Old 05-01-2013, 04:49 PM
  # 1 (permalink)  
Nana3
Guest
 
Join Date: Apr 2013
Location: Flint Tx
Posts: 9
Just wanted to introduce myself with my story.

I don't know how my story will be received and I am not sure why I want to tell it possibly some type of closure for me I am just not sure. 13 years ago I met the love of my life. We were both in college and I knew when I met her she was my soul mate. I had never in my life seen anything more clearly. In thirteen years we have both had success in our careers and built a loving home for my daughters. My oldest daughter is now married to a wonderful man and we have 3 beautiful grandchildren. We were there when the first two were born and have been so blessed by watching them grow. My youngest daughter is in her third year of college and doing wonderful. We have a wonderful life with a wonderful family and so many things to be thankful for.

The first 11 years we hardly ever had cross words and I mean ever!! It is hard to believe but so true. She went through a drinking stage early on but nothing to bothersome. I also knew her childhood was not great but she seemed to cope very well.

About 2 1/2 years ago our oldest daughter moved to another state with her husband and the bottom feel out of life as I knew it. I knew she was struggling with the kids being gone so I encouraged her to she a professional about how to deal with them being gone and also may be to deal with some things from her childhood.

Therapy did go well. I am not sure why. About that time synthetic marijuana came on to the market and she tried it. It has been down hill ever since. She stopped for about 8 months but is now back on it. I cannot believe how much it has changed the person she is. It is like living with a stranger. I have read a lot about addiction and I understand all the support and love I can give her won't change the fact that she is an addict.

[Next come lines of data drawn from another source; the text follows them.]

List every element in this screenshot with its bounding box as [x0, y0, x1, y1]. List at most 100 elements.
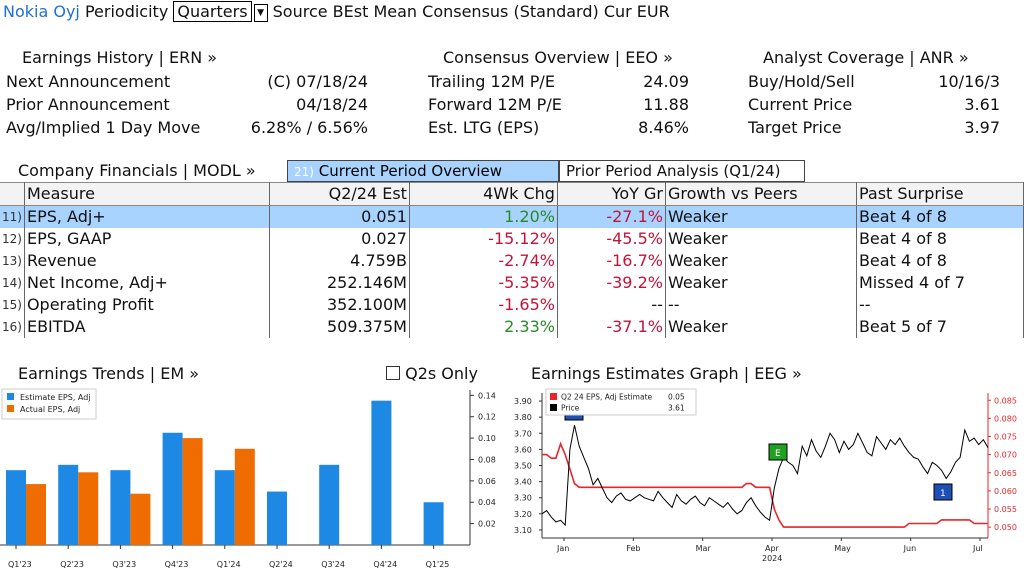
earnings-trends-title[interactable]: Earnings Trends | EM »	[18, 364, 199, 383]
consensus-overview-title[interactable]: Consensus Overview | EEO »	[443, 48, 673, 67]
estimate-cell: 0.051	[269, 205, 410, 228]
yoy-cell: --	[557, 294, 666, 316]
table-row[interactable]: 15) Operating Profit 352.100M -1.65% -- -- --	[0, 294, 1024, 316]
company-financials-title[interactable]: Company Financials | MODL »	[18, 161, 256, 180]
earnings-history-title[interactable]: Earnings History | ERN »	[22, 48, 218, 67]
summary-value: 3.97	[964, 118, 1000, 137]
right-tick-label: 0.085	[994, 396, 1017, 405]
surprise-cell: Beat 4 of 8	[856, 250, 1024, 272]
x-tick-label: Q4'23	[165, 560, 189, 569]
estimate-bar	[58, 464, 79, 545]
y-tick-label: 0.06	[478, 477, 496, 486]
x-tick-label: Jan	[556, 544, 569, 553]
summary-value: 8.46%	[638, 118, 689, 137]
right-tick-label: 0.065	[994, 469, 1017, 478]
x-tick-label: Q1'24	[217, 560, 241, 569]
y-tick-label: 0.14	[478, 391, 496, 400]
surprise-cell: Beat 4 of 8	[856, 228, 1024, 250]
event-flag-icon	[933, 483, 953, 501]
change-cell: -1.65%	[409, 294, 558, 316]
legend-swatch	[7, 405, 14, 412]
estimate-cell: 0.027	[269, 228, 410, 250]
earnings-trends-chart: 0.02 0.04 0.06 0.08 0.10 0.12 0.14 Q1'23 Q2'23 Q3…	[0, 388, 496, 569]
right-tick-label: 0.080	[994, 414, 1017, 423]
analyst-coverage-title[interactable]: Analyst Coverage | ANR »	[763, 48, 969, 67]
header-yoy: YoY Gr	[557, 182, 666, 206]
legend-label: Price	[561, 404, 580, 413]
event-marker: 1	[933, 483, 953, 501]
yoy-cell: -45.5%	[557, 228, 666, 250]
legend-value: 0.05	[668, 393, 685, 402]
tab-prior-label: Prior Period Analysis (Q1/24)	[566, 162, 781, 180]
left-tick-label: 3.10	[514, 526, 532, 535]
estimate-bar	[214, 470, 235, 545]
summary-value: 24.09	[643, 72, 689, 91]
table-row[interactable]: 14) Net Income, Adj+ 252.146M -5.35% -39.2% W…	[0, 272, 1024, 294]
tab-prior-period[interactable]: Prior Period Analysis (Q1/24)	[559, 160, 805, 182]
q2s-only-label: Q2s Only	[405, 364, 478, 383]
estimate-line	[542, 441, 988, 528]
header-measure: Measure	[24, 182, 270, 206]
estimate-cell: 509.375M	[269, 316, 410, 338]
summary-row: Next Announcement (C) 07/18/24	[6, 70, 368, 93]
y-tick-label: 0.10	[478, 434, 496, 443]
row-number: 11)	[0, 205, 25, 228]
checkbox-icon[interactable]	[386, 366, 400, 380]
x-tick-label: Feb	[626, 544, 640, 553]
left-tick-label: 3.80	[514, 413, 532, 422]
surprise-cell: Beat 4 of 8	[856, 205, 1024, 228]
right-tick-label: 0.050	[994, 523, 1017, 532]
summary-label: Est. LTG (EPS)	[428, 118, 540, 137]
company-name[interactable]: Nokia Oyj	[3, 2, 80, 21]
x-tick-label: Q2'24	[269, 560, 293, 569]
table-header-row: Measure Q2/24 Est 4Wk Chg YoY Gr Growth …	[0, 182, 1024, 206]
analyst-coverage-panel: Buy/Hold/Sell 10/16/3 Current Price 3.61 Tar…	[748, 70, 1000, 139]
summary-row: Buy/Hold/Sell 10/16/3	[748, 70, 1000, 93]
right-tick-label: 0.070	[994, 451, 1017, 460]
measure-cell: Operating Profit	[24, 294, 270, 316]
x-tick-label: Jul	[972, 544, 983, 553]
legend-label: Estimate EPS, Adj	[20, 393, 91, 402]
summary-value: 6.28% / 6.56%	[250, 118, 368, 137]
table-row[interactable]: 12) EPS, GAAP 0.027 -15.12% -45.5% Weaker Beat…	[0, 228, 1024, 250]
actual-bar	[130, 493, 151, 545]
measure-cell: Revenue	[24, 250, 270, 272]
earnings-estimates-graph-title[interactable]: Earnings Estimates Graph | EEG »	[531, 364, 802, 383]
left-tick-label: 3.40	[514, 478, 532, 487]
yoy-cell: -37.1%	[557, 316, 666, 338]
legend-box	[545, 388, 697, 416]
q2s-only-toggle[interactable]: Q2s Only	[386, 364, 478, 383]
summary-row: Forward 12M P/E 11.88	[428, 93, 689, 116]
actual-bar	[26, 484, 46, 545]
estimate-cell: 252.146M	[269, 272, 410, 294]
x-tick-label: Q3'24	[321, 560, 345, 569]
legend-swatch	[550, 393, 557, 400]
chevron-down-icon[interactable]: ▼	[253, 3, 268, 22]
yoy-cell: -39.2%	[557, 272, 666, 294]
summary-row: Trailing 12M P/E 24.09	[428, 70, 689, 93]
table-row[interactable]: 13) Revenue 4.759B -2.74% -16.7% Weaker Beat 4…	[0, 250, 1024, 272]
yoy-cell: -27.1%	[557, 205, 666, 228]
source-info: Source BEst Mean Consensus (Standard) Cu…	[272, 2, 670, 21]
tab-current-period[interactable]: 21) Current Period Overview (Q2/24)	[287, 160, 559, 201]
summary-row: Prior Announcement 04/18/24	[6, 93, 368, 116]
top-bar: Nokia Oyj Periodicity Quarters ▼ Source B…	[3, 1, 670, 22]
surprise-cell: Beat 5 of 7	[856, 316, 1024, 338]
summary-value: 04/18/24	[296, 95, 368, 114]
summary-label: Target Price	[748, 118, 842, 137]
legend-box	[1, 388, 97, 420]
right-tick-label: 0.055	[994, 505, 1017, 514]
left-tick-label: 3.90	[514, 397, 532, 406]
tab-number: 21)	[294, 165, 314, 179]
actual-bar	[234, 448, 255, 545]
x-tick-label: Jun	[903, 544, 917, 553]
estimate-bar	[371, 400, 392, 545]
estimate-bar	[423, 502, 444, 545]
periodicity-select[interactable]: Quarters	[173, 1, 252, 22]
x-tick-label: Q2'23	[60, 560, 84, 569]
table-row[interactable]: 16) EBITDA 509.375M 2.33% -37.1% Weaker Beat 5…	[0, 316, 1024, 338]
change-cell: -5.35%	[409, 272, 558, 294]
summary-row: Est. LTG (EPS) 8.46%	[428, 116, 689, 139]
chart-legend: Q2 24 EPS, Adj Estimate 0.05 Price 3.61	[545, 388, 697, 416]
table-row[interactable]: 11) EPS, Adj+ 0.051 1.20% -27.1% Weaker Beat 4…	[0, 205, 1024, 228]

In January she over dosed in anxiety meds and came very close to dying. It was the hardest thing I had ever been through. To watch someone you love lay in a hospital bed unconscious while they try to rid her body of all the toxins. It was very traumatic. I thought surely this would be her rock bottom but sadly I was wrong.

I have made the choice to move on with my life. I have told her I wish her all the happiness in the world but it is best for both of us to move on. She can either get help or live her life as an addict. For the health of myself my girls and grandchildren and family in general it is just time to end our relationship.

My family has given her all the love and support we can possibly give her but the fact is we can't make her want to change. We cannot fight for her when she does not fight for herself.

I have never dealt with addiction in my life and now that I am I see that my story is not so different and many people deal with this for many years.

I am fortunate that I have a very supportive family and I also know that God has a plan for me and will see me through this.

As I read through the many articles and post on this sight I gain more insight into my situation and I am so thankful I found it.

I am thankful I found a place I can tell my story where people understand what I am going through. I hope to be able to use this sight as my journey continues for information and support.